Despite making music that sounded as if it would cross time zones to have a fight, Darrell and Vinnie Paul Abbott embraced the concept of being rock stars in the manner of a boa constrictor. Not for them was the self-examination and doubt expressed by rock bands du jour such as Soundgarden and Alice In Chains. Instead, the two brothers sank part of their newfound wealth into the opening of their own strip club. They held a party for the Dallas Stars ice hockey team at which the Stanley Cup – the National Hockey League’s top prize – was badly dented on the edge of Vinnie Paul’s pool after being launched from a second floor balcony. Pete Steele of Type O Negative once said that “touring with them was the greatest experience. If you didn’t have a drink, they’d want to know why and get you one straightaway. Every day was a party.”

“Some of the greatest music in the world was inspired by Jack Daniel’s, Crown Royal, marijuana,” was Vinnie Paul’s opinion. “If you look at most musicians who were outstanding and then cleaned up, all their songwriting ability went away with it. Music sounds better to you when you’ve got a buzz. You feel more creative and a little less inhibited to try things.”
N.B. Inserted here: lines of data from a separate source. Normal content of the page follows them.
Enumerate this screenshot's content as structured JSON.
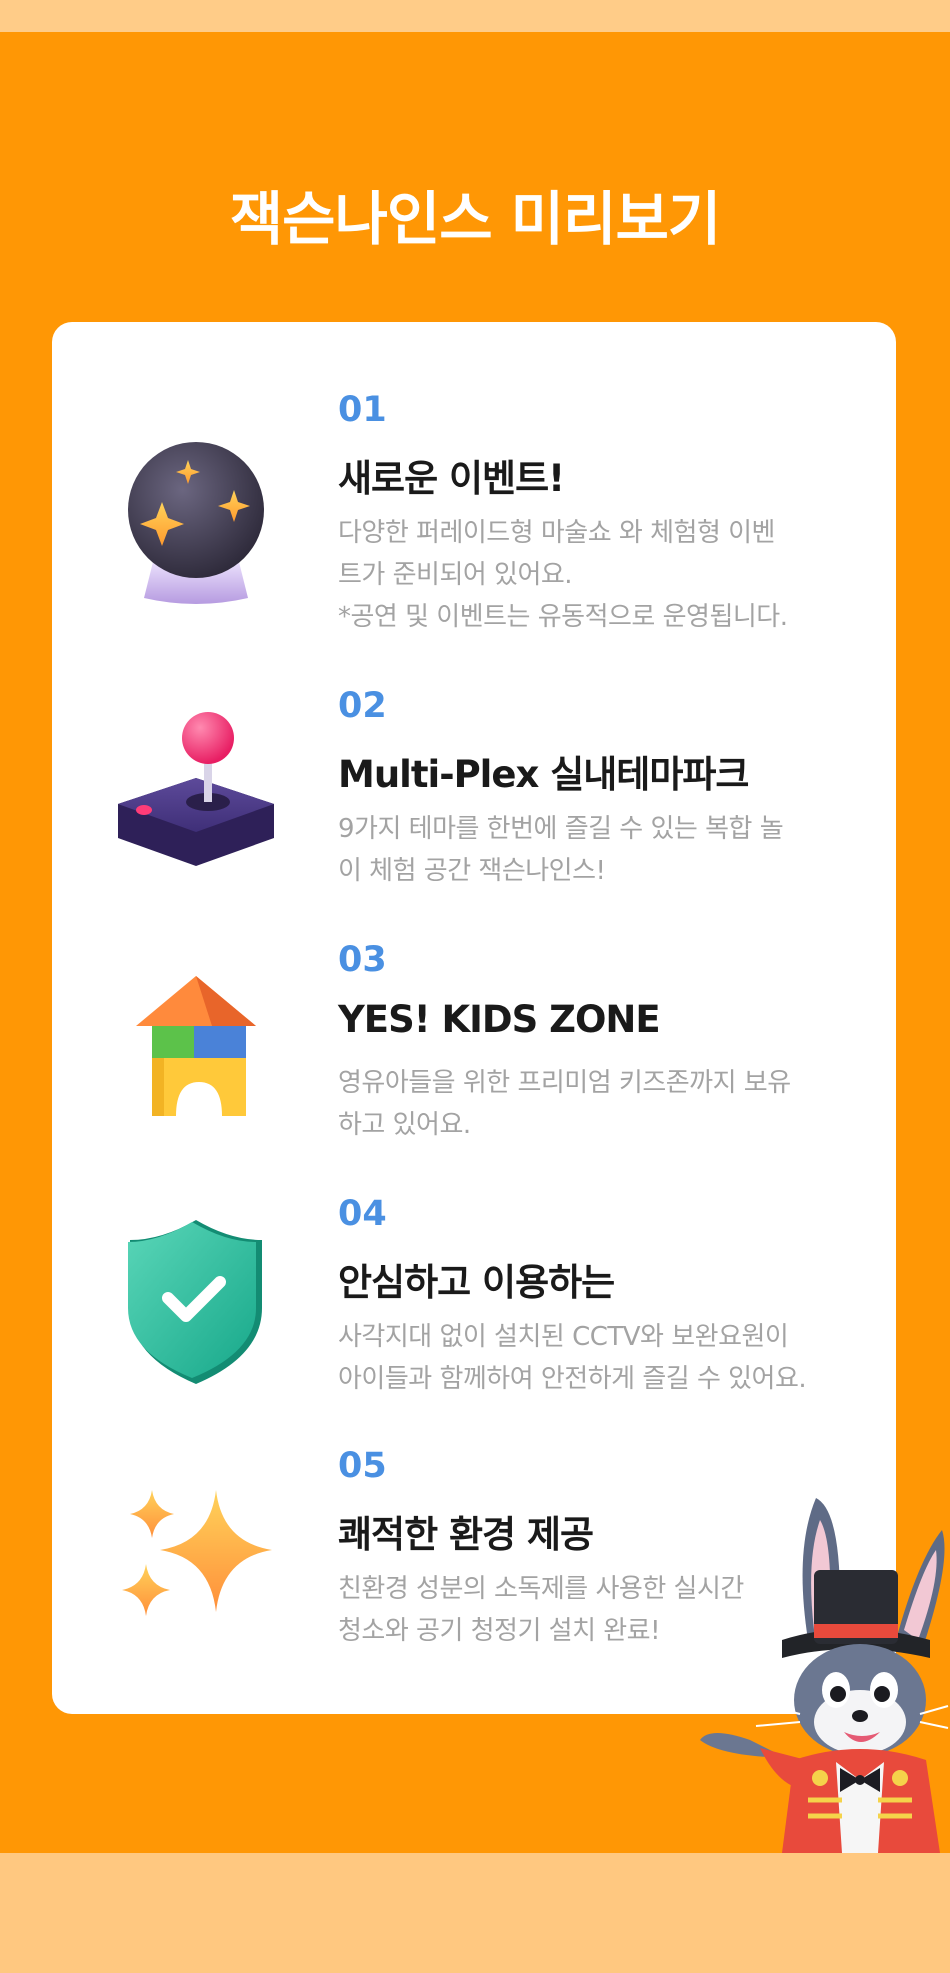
{
  "page": {
    "title": "잭슨나인스 미리보기"
  },
  "features": [
    {
      "number": "01",
      "title": "새로운 이벤트!",
      "icon": "crystal-ball-icon",
      "lines": [
        "다양한 퍼레이드형 마술쇼 와 체험형 이벤",
        "트가 준비되어 있어요.",
        "*공연 및 이벤트는 유동적으로 운영됩니다."
      ]
    },
    {
      "number": "02",
      "title": "Multi-Plex 실내테마파크",
      "icon": "joystick-icon",
      "lines": [
        "9가지 테마를 한번에 즐길 수 있는 복합 놀",
        "이 체험 공간 잭슨나인스!"
      ]
    },
    {
      "number": "03",
      "title": "YES! KIDS ZONE",
      "icon": "building-blocks-icon",
      "lines": [
        "영유아들을 위한 프리미엄 키즈존까지 보유",
        "하고 있어요."
      ]
    },
    {
      "number": "04",
      "title": "안심하고 이용하는",
      "icon": "shield-check-icon",
      "lines": [
        "사각지대 없이 설치된 CCTV와 보완요원이",
        "아이들과 함께하여 안전하게 즐길 수 있어요."
      ]
    },
    {
      "number": "05",
      "title": "쾌적한 환경 제공",
      "icon": "sparkles-icon",
      "lines": [
        "친환경 성분의 소독제를 사용한 실시간",
        "청소와 공기 청정기 설치 완료!"
      ]
    }
  ],
  "colors": {
    "orange": "#ff9705",
    "peach": "#ffcc88",
    "number_blue": "#4a90e2",
    "title_dark": "#1a1a1a",
    "desc_gray": "#a3a3a3"
  }
}
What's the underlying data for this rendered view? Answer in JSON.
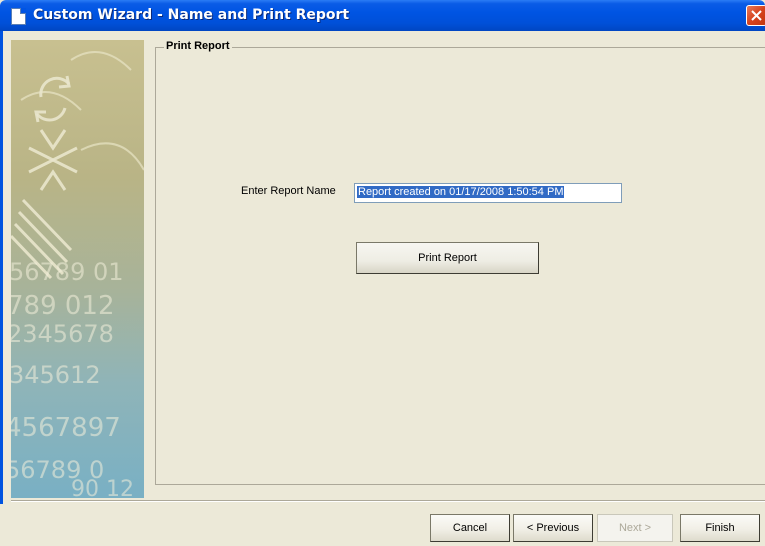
{
  "window": {
    "title": "Custom Wizard - Name and Print Report",
    "close_icon": "close-icon",
    "app_icon": "document-icon"
  },
  "side_panel": {
    "decoration_icons": [
      "refresh-icon",
      "asterisk-icon",
      "stripes-icon"
    ],
    "background_digits": [
      "56789 01",
      "789 012",
      "2345678",
      "345612",
      "4567897",
      "56789 0",
      "90 12"
    ]
  },
  "group": {
    "label": "Print Report"
  },
  "form": {
    "report_name_label": "Enter Report Name",
    "report_name_value": "Report created on 01/17/2008 1:50:54 PM",
    "print_button_label": "Print Report"
  },
  "footer": {
    "cancel_label": "Cancel",
    "previous_label": "< Previous",
    "next_label": "Next >",
    "finish_label": "Finish"
  },
  "colors": {
    "titlebar": "#0054e3",
    "dialog_bg": "#ece9d8",
    "selection": "#316ac5",
    "close_button": "#d6431d"
  }
}
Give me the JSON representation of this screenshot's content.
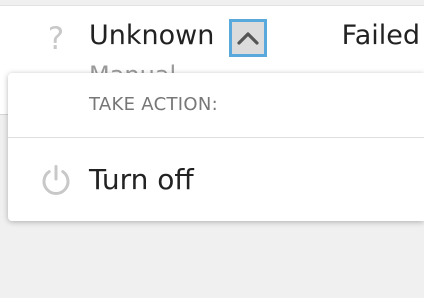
{
  "row": {
    "status_icon": "question-mark-icon",
    "status_icon_glyph": "?",
    "status_label": "Unknown",
    "sub_label": "Manual",
    "toggle_icon": "chevron-up-icon",
    "result_label": "Failed"
  },
  "menu": {
    "heading": "TAKE ACTION:",
    "items": [
      {
        "label": "Turn off",
        "icon": "power-icon"
      }
    ]
  },
  "colors": {
    "focus_outline": "#5aa9dc",
    "icon_gray": "#c8c8c8",
    "page_background": "#f0f0f0"
  }
}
The Abbotts’ own mood-altering preferences were limited to alcohol and weed, and were thus relatively conservative (certainly relative to Phil, who occasionally favoured heroin). It was the singer who gave Pantera its truly volatile edge – the title Psycho Holiday came from a Post-it-note written by Rex Brown as part of a plan to get the frontman out of Dallas for a few weeks’ rest and recuperation – and in hindsight it seems obvious that the union couldn’t last. The excoriating The Great Southern Trendkill from 1996 emerged in the thick of nu-metal and sold a million copies. Four years later Pantera released Reinventing The Steel and while on tour in support of the record, the band were stranded in Dublin after two planes smashed into the towers of the World Trade Center. It was here where things were said that could not be taken back, and suddenly Pantera were no more.
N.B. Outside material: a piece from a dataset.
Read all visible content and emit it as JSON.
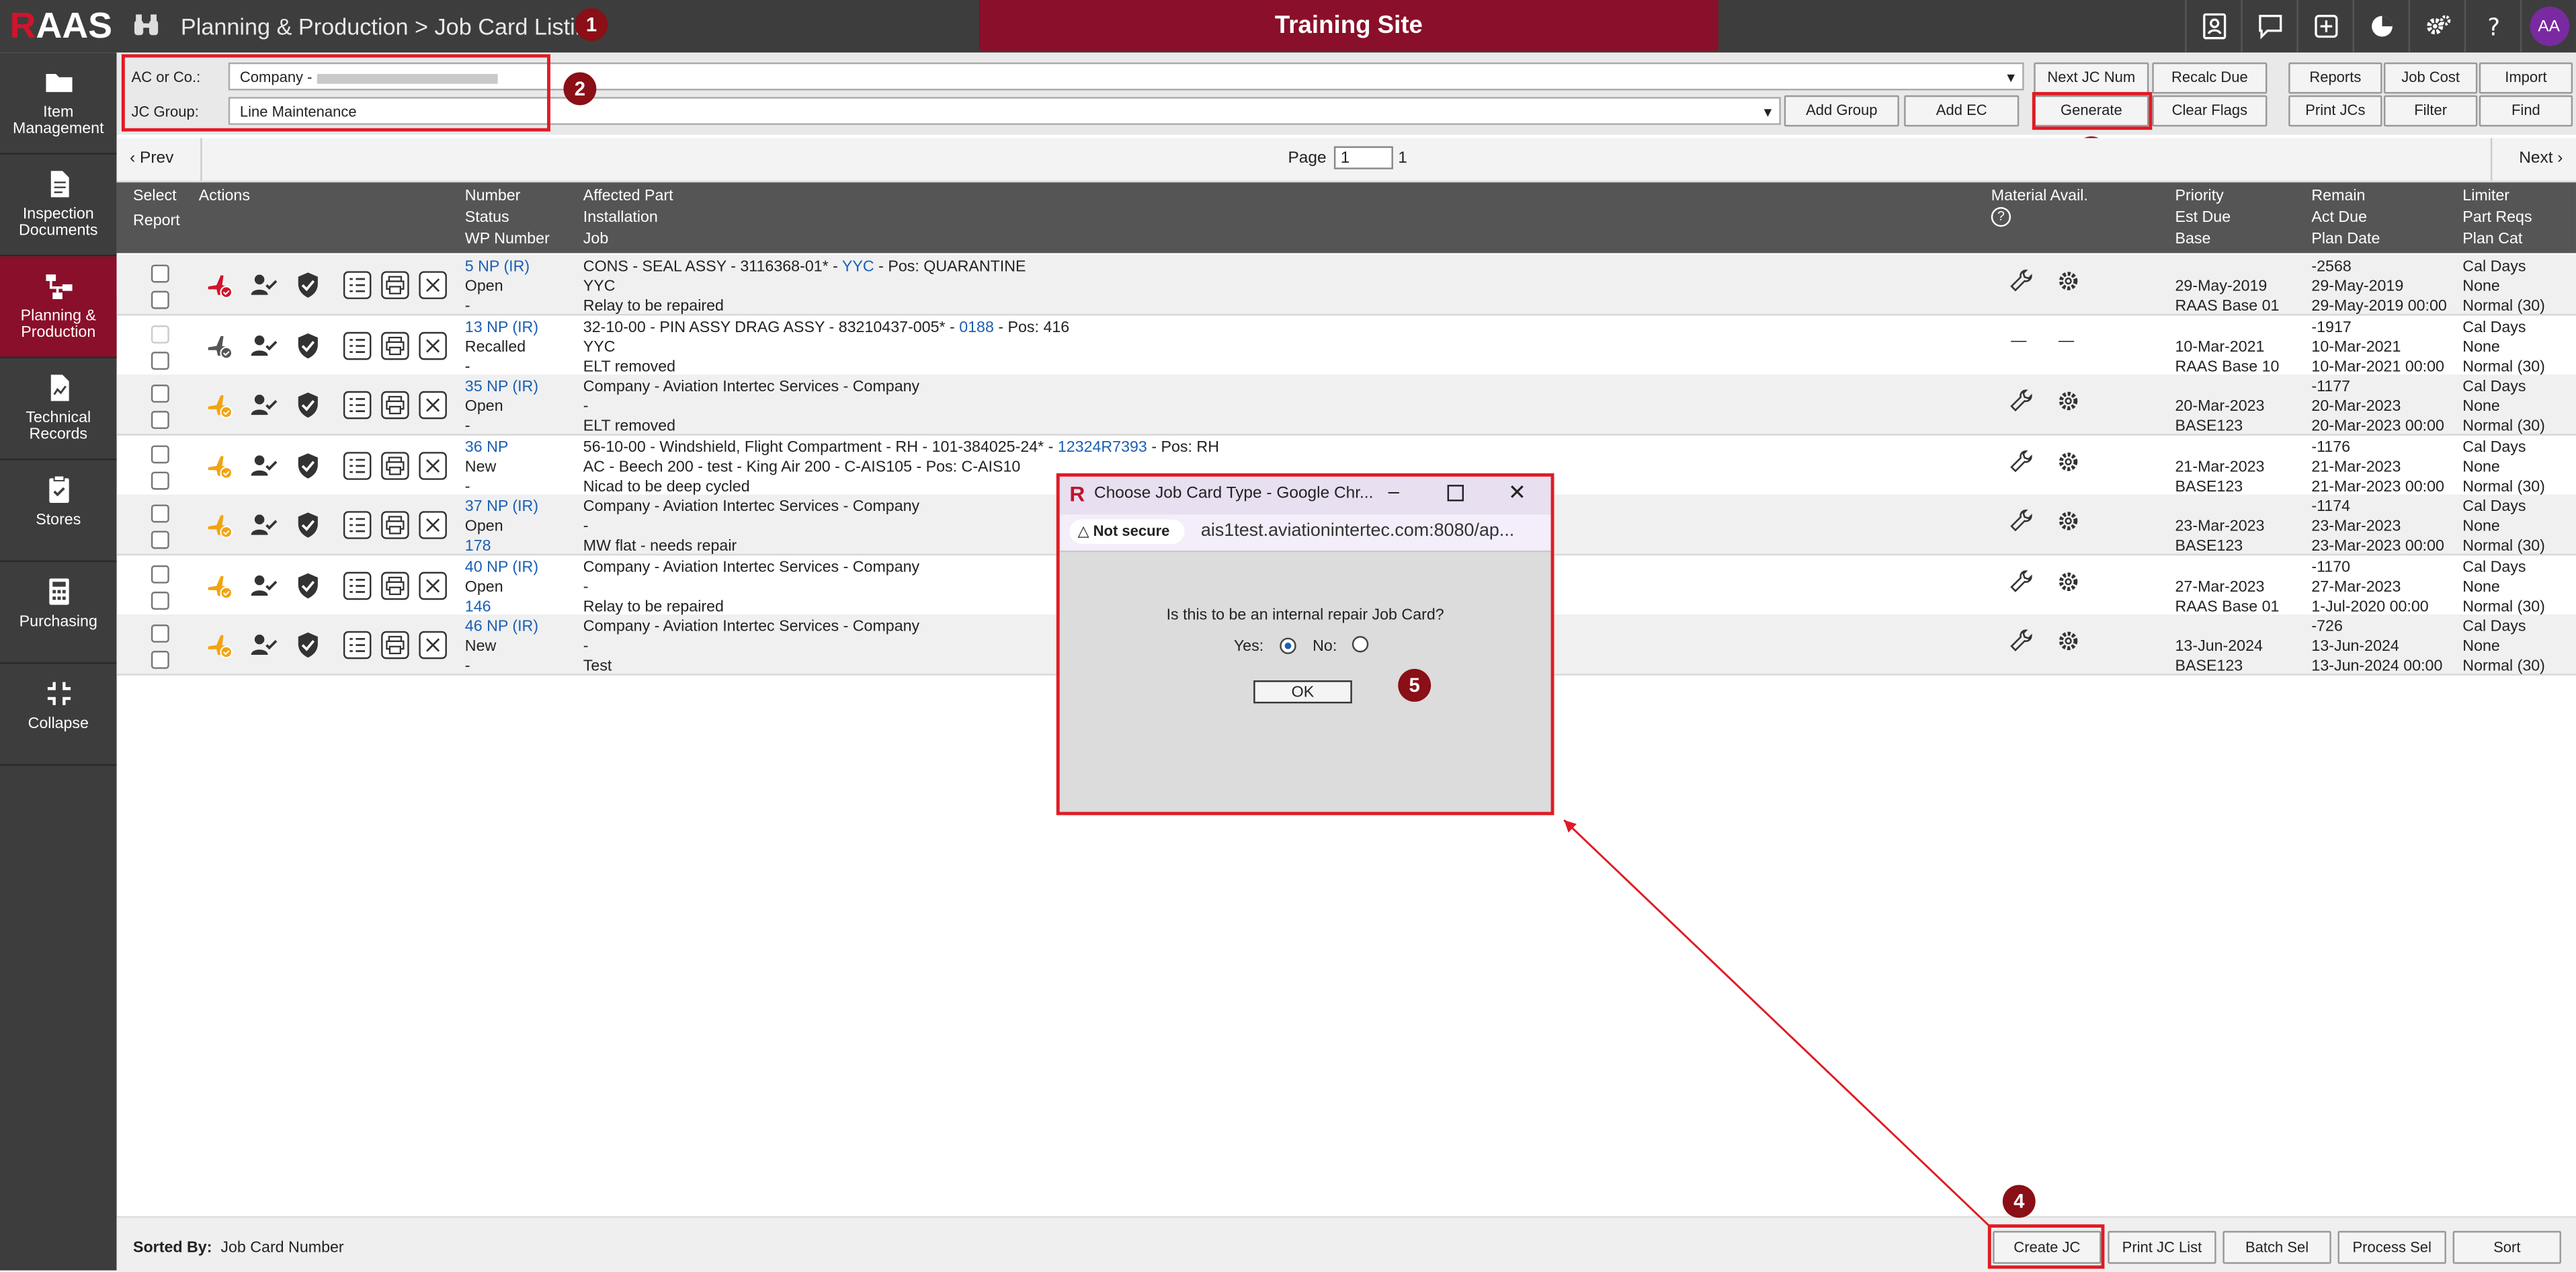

“It wasn’t ‘one-for-all, all-for-one’ the way it used to be,” is how the drummer explained the band’s latter days, in 2003. “It was me and my brother in one bus, and Phil and Rex had their thing.”

Vinnie Paul and Darrell Abbott remained together, united in declining fortunes. The brothers’ next band, Damageplan, was a second-tier concern who played clubs and shared buses with other groups. If this bothered them, they didn’t let it show.
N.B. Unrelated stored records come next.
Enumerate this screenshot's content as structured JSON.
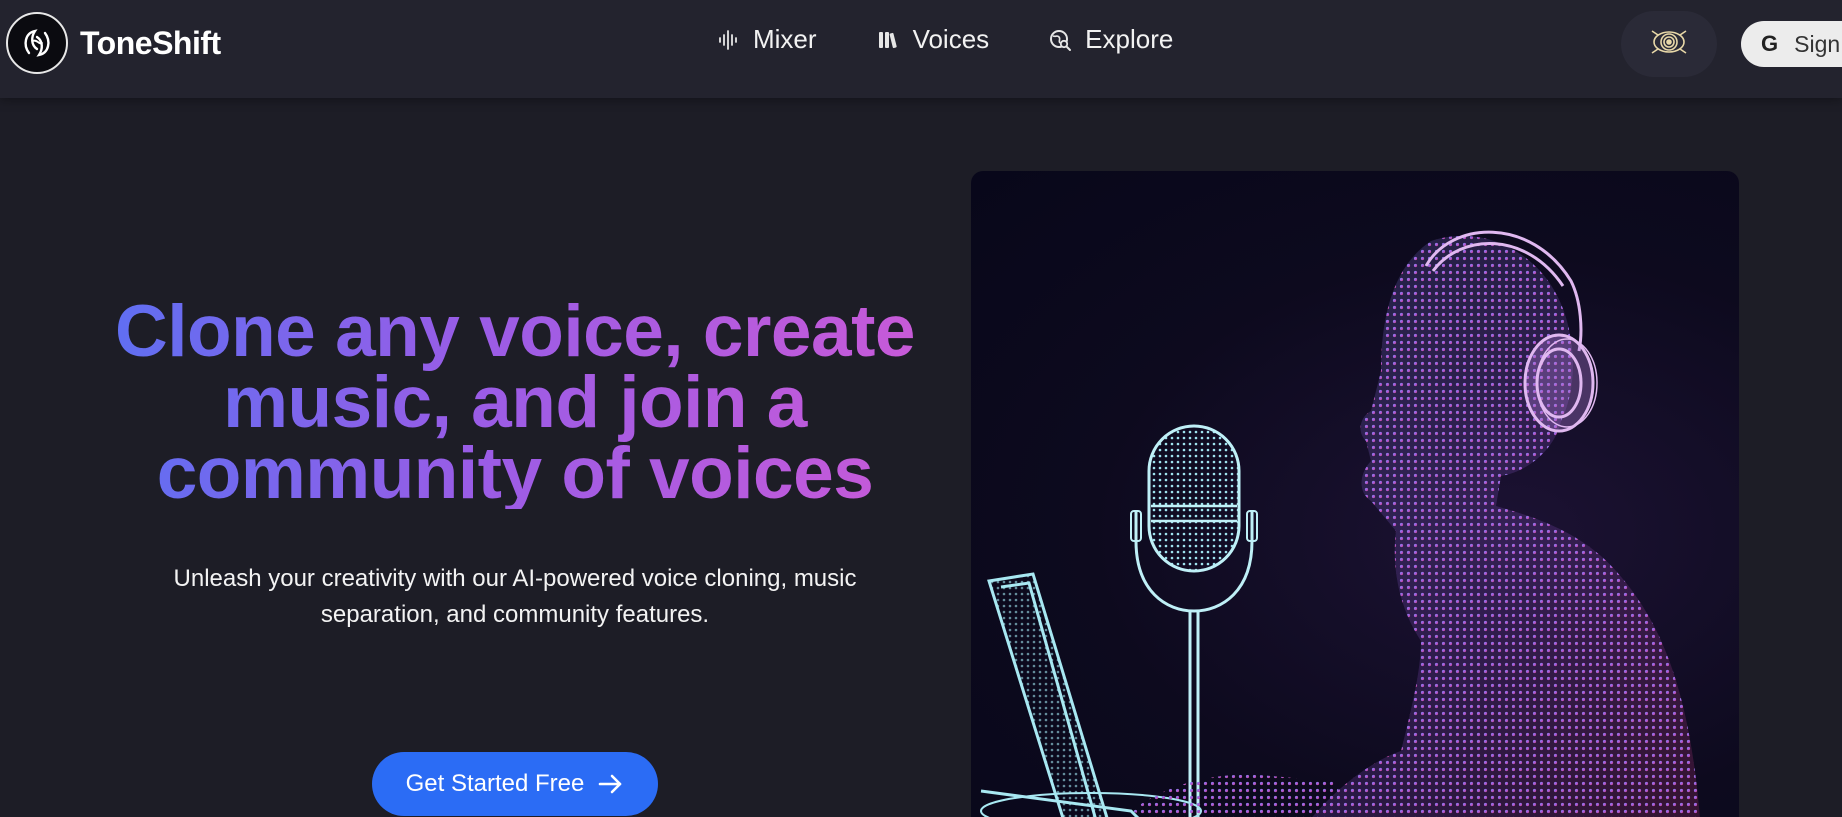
{
  "header": {
    "brand_name": "ToneShift",
    "nav": [
      {
        "label": "Mixer",
        "icon": "waveform-icon"
      },
      {
        "label": "Voices",
        "icon": "library-icon"
      },
      {
        "label": "Explore",
        "icon": "globe-search-icon"
      }
    ],
    "theme_icon": "spiral-eye-icon",
    "signin_label": "Sign",
    "signin_icon": "google-icon"
  },
  "hero": {
    "headline": "Clone any voice, create music, and join a community of voices",
    "subtitle": "Unleash your creativity with our AI-powered voice cloning, music separation, and community features.",
    "cta_label": "Get Started Free",
    "cta_icon": "arrow-right-icon",
    "image": "dotted-person-headphones-microphone-laptop-illustration"
  },
  "colors": {
    "background": "#1d1d26",
    "topbar": "#23232e",
    "cta": "#2b6cf5",
    "headline_gradient_start": "#5f6ff2",
    "headline_gradient_end": "#c85ad8"
  }
}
It was in these reduced surroundings that tragedy occurred. While playing at the Alrosa Villa club in Columbus, Ohio, on December 8, 2004 Darrell Abbott was shot dead by Nathan Gale, an armed fan who also killed the band’s bodyguard, an audience member and one of the bar staff, before he himself was shot by police. The incident shook the metal community, and put paid to any hopes that Pantera were on hiatus rather than at an end.

Now that neither man walks among us, people of faith can take comfort in the notion that these closest of siblings are together once more. For those not persuaded by this vision, at least the music remains.

Seven years ago, when Vinnie Paul was asked to nominate what he would like played at his funeral he answered, “Music that was a goddamn good time, like fuckin’ Guns N’ Roses. I’d want people to celebrate what [I’d] done and the fact that [I’ve] had a great life.

“I wouldn’t want my funeral to be a sad, sappy thing.”